Some Chesterfield vehicles go up in assessed value - NBC12 - WWBT - Richmond, VA News On Your Side

Some Chesterfield vehicles go up in assessed value

By Melissa Correa - bio | email
Posted by Terry Alexander - email

CHESTERFIELD, VA (WWBT) – If you own a truck or SUV and live in Chesterfield County be prepared. The value of your vehicle could be higher than last year, meaning a bigger property tax bill.

After cruising through the carwash, Leroy Gabayan's SUV looks like new. He has to keep it that way since he couldn't get rid of it last year.

"I couldn't trade it in. I didn't qualify for the Cash for Clunkers," said Leroy.

His SUV wasn't enough of a gas guzzler. But this year, when it comes to vehicle tax assessments, his little vehicle is paying off in a big way.

"It's been the same for the last two years, and this year, I think it went down a little bit," he said.

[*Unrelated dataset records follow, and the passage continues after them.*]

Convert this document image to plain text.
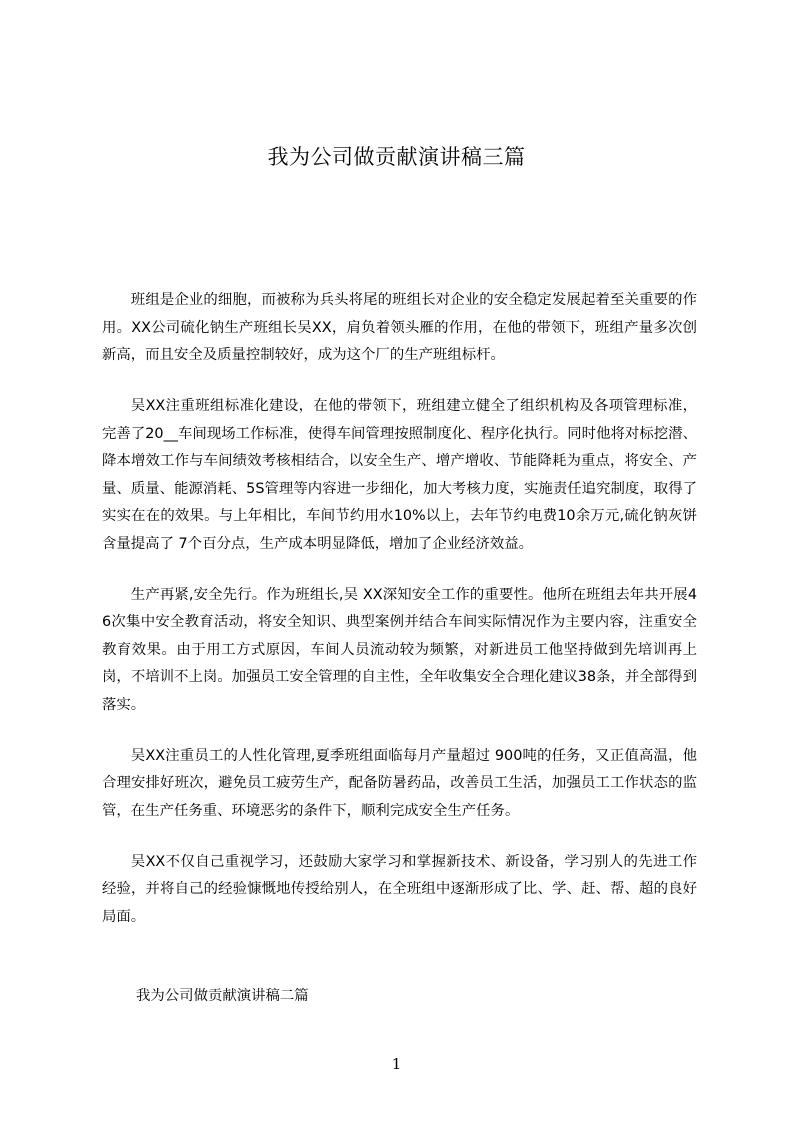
我为公司做贡献演讲稿三篇

班组是企业的细胞，而被称为兵头将尾的班组长对企业的安全稳定发展起着至关重要的作用。XX公司硫化钠生产班组长吴XX，肩负着领头雁的作用，在他的带领下，班组产量多次创新高，而且安全及质量控制较好，成为这个厂的生产班组标杆。

吴XX注重班组标准化建设，在他的带领下，班组建立健全了组织机构及各项管理标准，完善了20__车间现场工作标准，使得车间管理按照制度化、程序化执行。同时他将对标挖潜、降本增效工作与车间绩效考核相结合，以安全生产、增产增收、节能降耗为重点，将安全、产量、质量、能源消耗、5S管理等内容进一步细化，加大考核力度，实施责任追究制度，取得了实实在在的效果。与上年相比，车间节约用水10%以上，去年节约电费10余万元,硫化钠灰饼含量提高了 7个百分点，生产成本明显降低，增加了企业经济效益。

生产再紧,安全先行。作为班组长,吴 XX深知安全工作的重要性。他所在班组去年共开展46次集中安全教育活动，将安全知识、典型案例并结合车间实际情况作为主要内容，注重安全教育效果。由于用工方式原因，车间人员流动较为频繁，对新进员工他坚持做到先培训再上岗，不培训不上岗。加强员工安全管理的自主性，全年收集安全合理化建议38条，并全部得到落实。

吴XX注重员工的人性化管理,夏季班组面临每月产量超过 900吨的任务，又正值高温，他合理安排好班次，避免员工疲劳生产，配备防暑药品，改善员工生活，加强员工工作状态的监管，在生产任务重、环境恶劣的条件下，顺利完成安全生产任务。

吴XX不仅自己重视学习，还鼓励大家学习和掌握新技术、新设备，学习别人的先进工作经验，并将自己的经验慷慨地传授给别人，在全班组中逐渐形成了比、学、赶、帮、超的良好局面。

我为公司做贡献演讲稿二篇
1
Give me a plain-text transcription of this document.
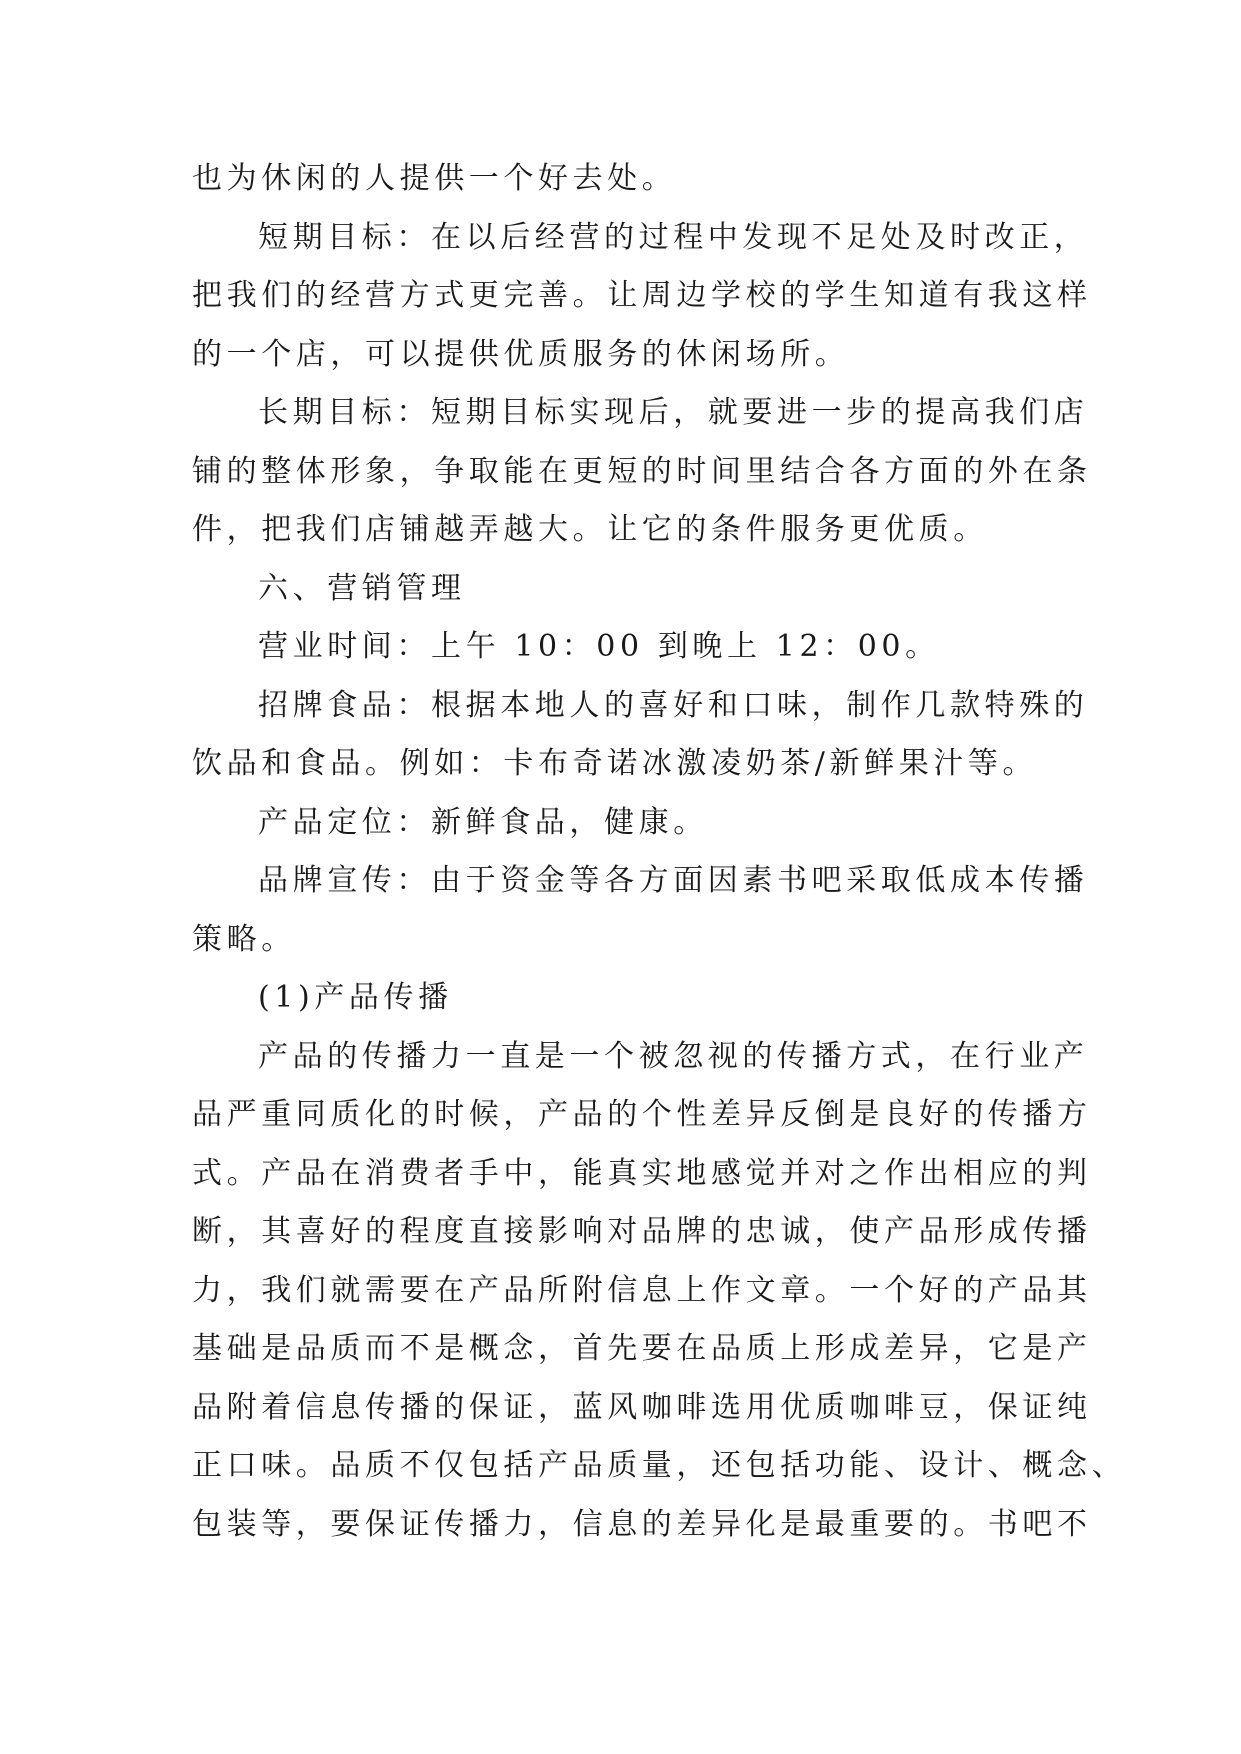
也为休闲的人提供一个好去处。
短期目标：在以后经营的过程中发现不足处及时改正，
把我们的经营方式更完善。让周边学校的学生知道有我这样
的一个店，可以提供优质服务的休闲场所。
长期目标：短期目标实现后，就要进一步的提高我们店
铺的整体形象，争取能在更短的时间里结合各方面的外在条
件，把我们店铺越弄越大。让它的条件服务更优质。
六、营销管理
营业时间：上午 10：00 到晚上 12：00。
招牌食品：根据本地人的喜好和口味，制作几款特殊的
饮品和食品。例如：卡布奇诺冰激凌奶茶/新鲜果汁等。
产品定位：新鲜食品，健康。
品牌宣传：由于资金等各方面因素书吧采取低成本传播
策略。
(1)产品传播
产品的传播力一直是一个被忽视的传播方式，在行业产
品严重同质化的时候，产品的个性差异反倒是良好的传播方
式。产品在消费者手中，能真实地感觉并对之作出相应的判
断，其喜好的程度直接影响对品牌的忠诚，使产品形成传播
力，我们就需要在产品所附信息上作文章。一个好的产品其
基础是品质而不是概念，首先要在品质上形成差异，它是产
品附着信息传播的保证，蓝风咖啡选用优质咖啡豆，保证纯
正口味。品质不仅包括产品质量，还包括功能、设计、概念、
包装等，要保证传播力，信息的差异化是最重要的。书吧不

But not all SUV's trucks or crossovers saw a drop in value. Thanks to Cash for Clunkers used gas guzzlers are now a hot commodity.

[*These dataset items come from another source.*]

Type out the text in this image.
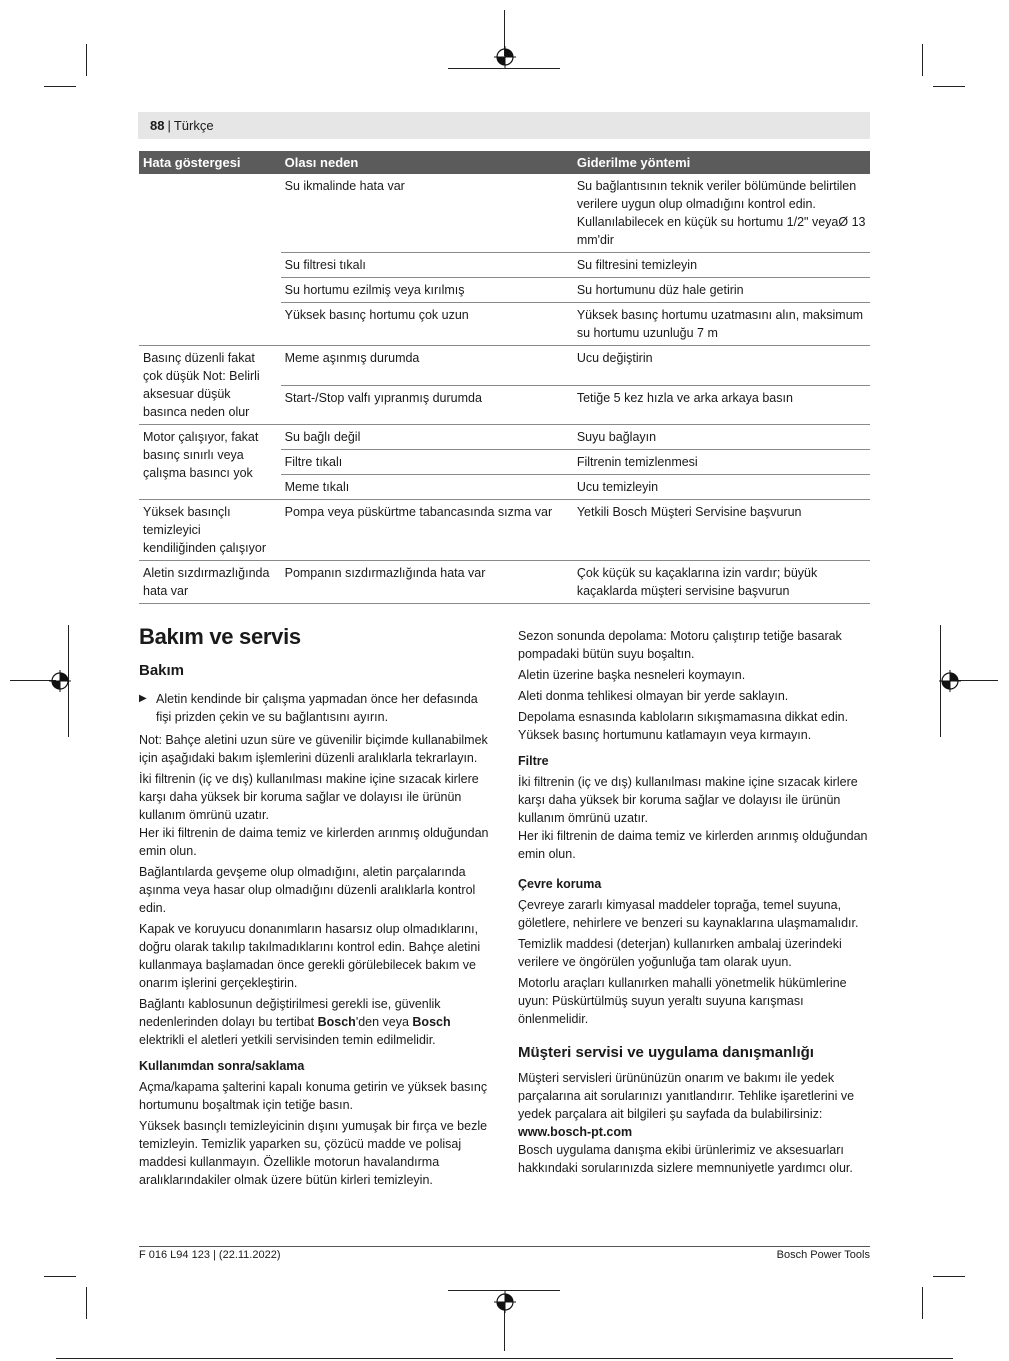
88 | Türkçe
Hata göstergesi	Olası neden	Giderilme yöntemi
	Su ikmalinde hata var	Su bağlantısının teknik veriler bölümünde belirtilen verilere uygun olup olmadığını kontrol edin. Kullanılabilecek en küçük su hortumu 1/2" veyaØ 13 mm'dir
	Su filtresi tıkalı	Su filtresini temizleyin
	Su hortumu ezilmiş veya kırılmış	Su hortumunu düz hale getirin
	Yüksek basınç hortumu çok uzun	Yüksek basınç hortumu uzatmasını alın, maksimum su hortumu uzunluğu 7 m
Basınç düzenli fakat çok düşük Not: Belirli aksesuar düşük basınca neden olur	Meme aşınmış durumda	Ucu değiştirin
	Start-/Stop valfı yıpranmış durumda	Tetiğe 5 kez hızla ve arka arkaya basın
Motor çalışıyor, fakat basınç sınırlı veya çalışma basıncı yok	Su bağlı değil	Suyu bağlayın
	Filtre tıkalı	Filtrenin temizlenmesi
	Meme tıkalı	Ucu temizleyin
Yüksek basınçlı temizleyici kendiliğinden çalışıyor	Pompa veya püskürtme tabancasında sızma var	Yetkili Bosch Müşteri Servisine başvurun
Aletin sızdırmazlığında hata var	Pompanın sızdırmazlığında hata var	Çok küçük su kaçaklarına izin vardır; büyük kaçaklarda müşteri servisine başvurun
Bakım ve servis
Bakım
▶ Aletin kendinde bir çalışma yapmadan önce her defasında fişi prizden çekin ve su bağlantısını ayırın.

Not: Bahçe aletini uzun süre ve güvenilir biçimde kullanabilmek için aşağıdaki bakım işlemlerini düzenli aralıklarla tekrarlayın.

İki filtrenin (iç ve dış) kullanılması makine içine sızacak kirlere karşı daha yüksek bir koruma sağlar ve dolayısı ile ürünün kullanım ömrünü uzatır.

Her iki filtrenin de daima temiz ve kirlerden arınmış olduğundan emin olun.

Bağlantılarda gevşeme olup olmadığını, aletin parçalarında aşınma veya hasar olup olmadığını düzenli aralıklarla kontrol edin.

Kapak ve koruyucu donanımların hasarsız olup olmadıklarını, doğru olarak takılıp takılmadıklarını kontrol edin. Bahçe aletini kullanmaya başlamadan önce gerekli görülebilecek bakım ve onarım işlerini gerçekleştirin.

Bağlantı kablosunun değiştirilmesi gerekli ise, güvenlik nedenlerinden dolayı bu tertibat Bosch'den veya Bosch elektrikli el aletleri yetkili servisinden temin edilmelidir.

Kullanımdan sonra/saklama

Açma/kapama şalterini kapalı konuma getirin ve yüksek basınç hortumunu boşaltmak için tetiğe basın.

Yüksek basınçlı temizleyicinin dışını yumuşak bir fırça ve bezle temizleyin. Temizlik yaparken su, çözücü madde ve polisaj maddesi kullanmayın. Özellikle motorun havalandırma aralıklarındakiler olmak üzere bütün kirleri temizleyin.

Sezon sonunda depolama: Motoru çalıştırıp tetiğe basarak pompadaki bütün suyu boşaltın.

Aletin üzerine başka nesneleri koymayın.

Aleti donma tehlikesi olmayan bir yerde saklayın.

Depolama esnasında kabloların sıkışmamasına dikkat edin. Yüksek basınç hortumunu katlamayın veya kırmayın.

Filtre

İki filtrenin (iç ve dış) kullanılması makine içine sızacak kirlere karşı daha yüksek bir koruma sağlar ve dolayısı ile ürünün kullanım ömrünü uzatır.

Her iki filtrenin de daima temiz ve kirlerden arınmış olduğundan emin olun.

Çevre koruma

Çevreye zararlı kimyasal maddeler toprağa, temel suyuna, göletlere, nehirlere ve benzeri su kaynaklarına ulaşmamalıdır.

Temizlik maddesi (deterjan) kullanırken ambalaj üzerindeki verilere ve öngörülen yoğunluğa tam olarak uyun.

Motorlu araçları kullanırken mahalli yönetmelik hükümlerine uyun: Püskürtülmüş suyun yeraltı suyuna karışması önlenmelidir.

Müşteri servisi ve uygulama danışmanlığı

Müşteri servisleri ürününüzün onarım ve bakımı ile yedek parçalarına ait sorularınızı yanıtlandırır. Tehlike işaretlerini ve yedek parçalara ait bilgileri şu sayfada da bulabilirsiniz:

www.bosch-pt.com

Bosch uygulama danışma ekibi ürünlerimiz ve aksesuarları hakkındaki sorularınızda sizlere memnuniyetle yardımcı olur.

F 016 L94 123 | (22.11.2022)	Bosch Power Tools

"When you traded in your gas guzzling SUV it went to the junkyard instead of going down the street to a used car lot," said Commissioner of the Revenue Joe Horbal.

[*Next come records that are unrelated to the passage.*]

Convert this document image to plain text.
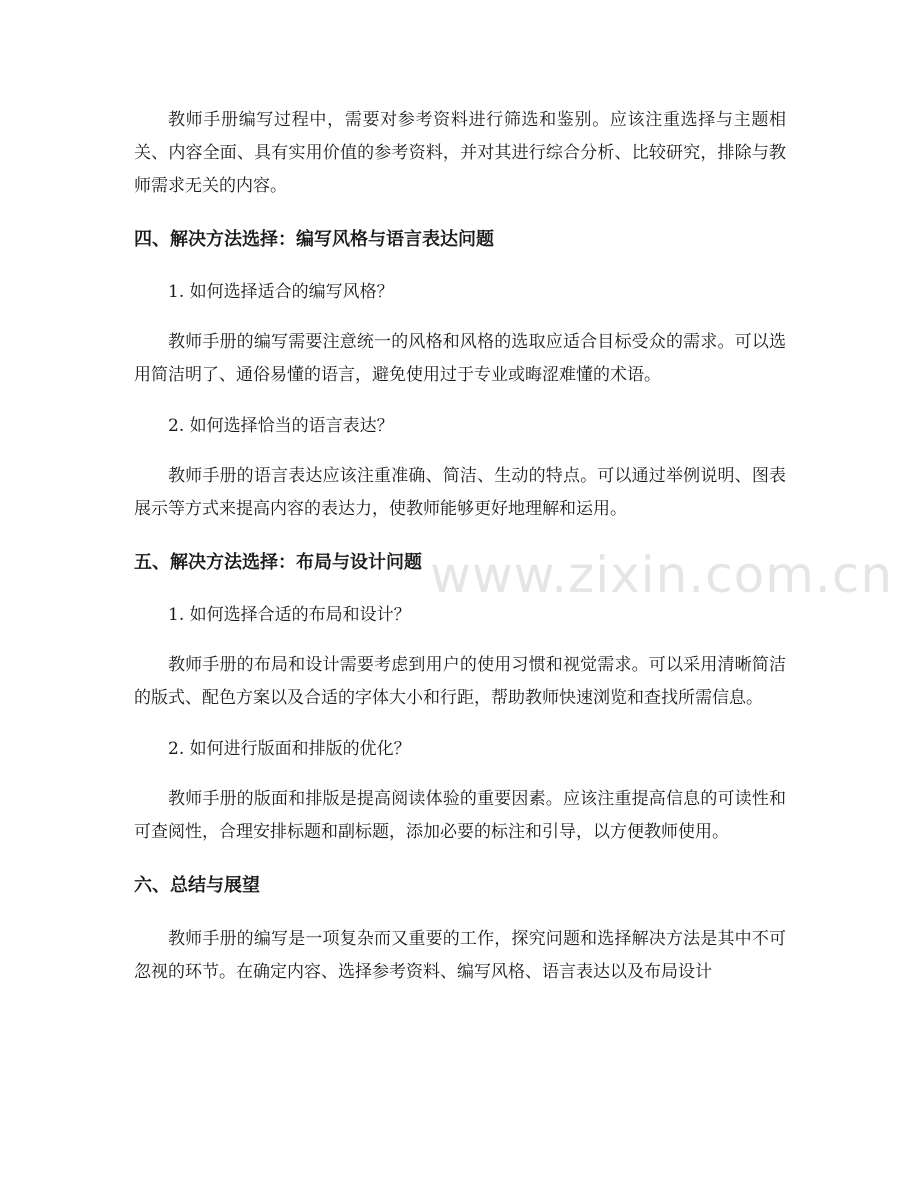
教师手册编写过程中，需要对参考资料进行筛选和鉴别。应该注重选择与主题相关、内容全面、具有实用价值的参考资料，并对其进行综合分析、比较研究，排除与教师需求无关的内容。

四、解决方法选择：编写风格与语言表达问题

1. 如何选择适合的编写风格？

教师手册的编写需要注意统一的风格和风格的选取应适合目标受众的需求。可以选用简洁明了、通俗易懂的语言，避免使用过于专业或晦涩难懂的术语。

2. 如何选择恰当的语言表达？

教师手册的语言表达应该注重准确、简洁、生动的特点。可以通过举例说明、图表展示等方式来提高内容的表达力，使教师能够更好地理解和运用。

五、解决方法选择：布局与设计问题

1. 如何选择合适的布局和设计？

教师手册的布局和设计需要考虑到用户的使用习惯和视觉需求。可以采用清晰简洁的版式、配色方案以及合适的字体大小和行距，帮助教师快速浏览和查找所需信息。

2. 如何进行版面和排版的优化？

教师手册的版面和排版是提高阅读体验的重要因素。应该注重提高信息的可读性和可查阅性，合理安排标题和副标题，添加必要的标注和引导，以方便教师使用。

六、总结与展望

教师手册的编写是一项复杂而又重要的工作，探究问题和选择解决方法是其中不可忽视的环节。在确定内容、选择参考资料、编写风格、语言表达以及布局设计

www.zixin.com.cn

Chesterfield County bases its values on the NADA used car book. It's been that way for decades.  With fewer trucks and SUV's on car lots the value of those used vehicles goes up.

To give you an idea of how values have changed for trucks and SUV's, we're going to use a 2003 Ford Truck. In 2008 its value was assessed at $12,000.  Last year it was assessed 30% lower, dropping to $8,350.  This year the value was driven up to $9,100.

According to the county the reason behind the 30% drop is in 2009 fuel-efficient cars were selling like hotcake's, there wasn't enough demand for big vehicles.

"So basically the folks that own those cars got a pretty good break in 2009," Horbal said.

And for Leroy Gabayan, who has a fuel-efficient SUV, he'll be riding that pretty good break all the way into 2011.

So tonight, you may want to pull out your vehicle tax assessments for the two years. Chesterfield County says owners should see about a 20% drop in value from 2008 to 2010.